Polio, like other recent viral threats, exposes societal fissures. There has been a loss in understanding that government performs necessary functions that individuals and families cannot do alone: Government protects our air, water and food. It suppresses contagion. A damaging cycle perpetuates when underresourced health departments are unable to mount the kind of response the public seeks, further diminishing trust. Budgets and policies may expand to meet a crisis, only to shrink when it passes. When public health bodies respond reactively, it’s too little, too late. The damage is done, the suffering has ensued, and faith in the institutions people need is left devastated.
This is where we are. The emergence of new pathogens like Covid-19 or unusual presentations of more recently identified viruses in the U.S., like monkeypox, will only be the beginning. Polio, an ancient scourge, can come back. The good news is that we can change this grim scenario.

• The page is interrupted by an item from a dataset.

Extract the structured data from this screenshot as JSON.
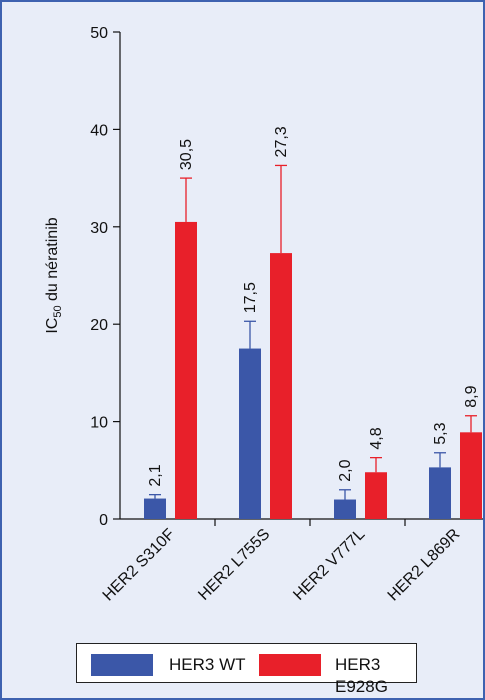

Already, the New York State Health Department — in coordination with local and national health authorities — is working tirelessly. Together, we are conducting case investigation, assessing spread and communicating openly and honestly. Driving immunizations is the goal of our public health response. To be successful, local health care providers, community-based organizations, and trusted leaders are urged to join us.
Looking ahead, we must re-convince America that innovation in science, like space, and our medical advancements — whether the speed at which vaccination can be developed or the deployment of those already proven to be safe and effective — should be a great source of comfort and pride, never political football. There are many reasons, whether individual or group-based, that make some people more fearful of vaccines than of the diseases they protect against. We must therefore address every concern. The result means more public health, not less, integrated into our routine activities, school lessons and national consciousness, while accounting for community-based nuances and norms. Public health is public safety, and we must start investing in it as such.
It is my fervent hope that one day, we will declare that, like smallpox, polio has been eradicated. Vanished, as a source of human illness. Global eradication remains within reach. If we get there, it will be because of vaccines. Childhood immunization will be the hero of the story.
Mary Bassett is the health commissioner of New York State.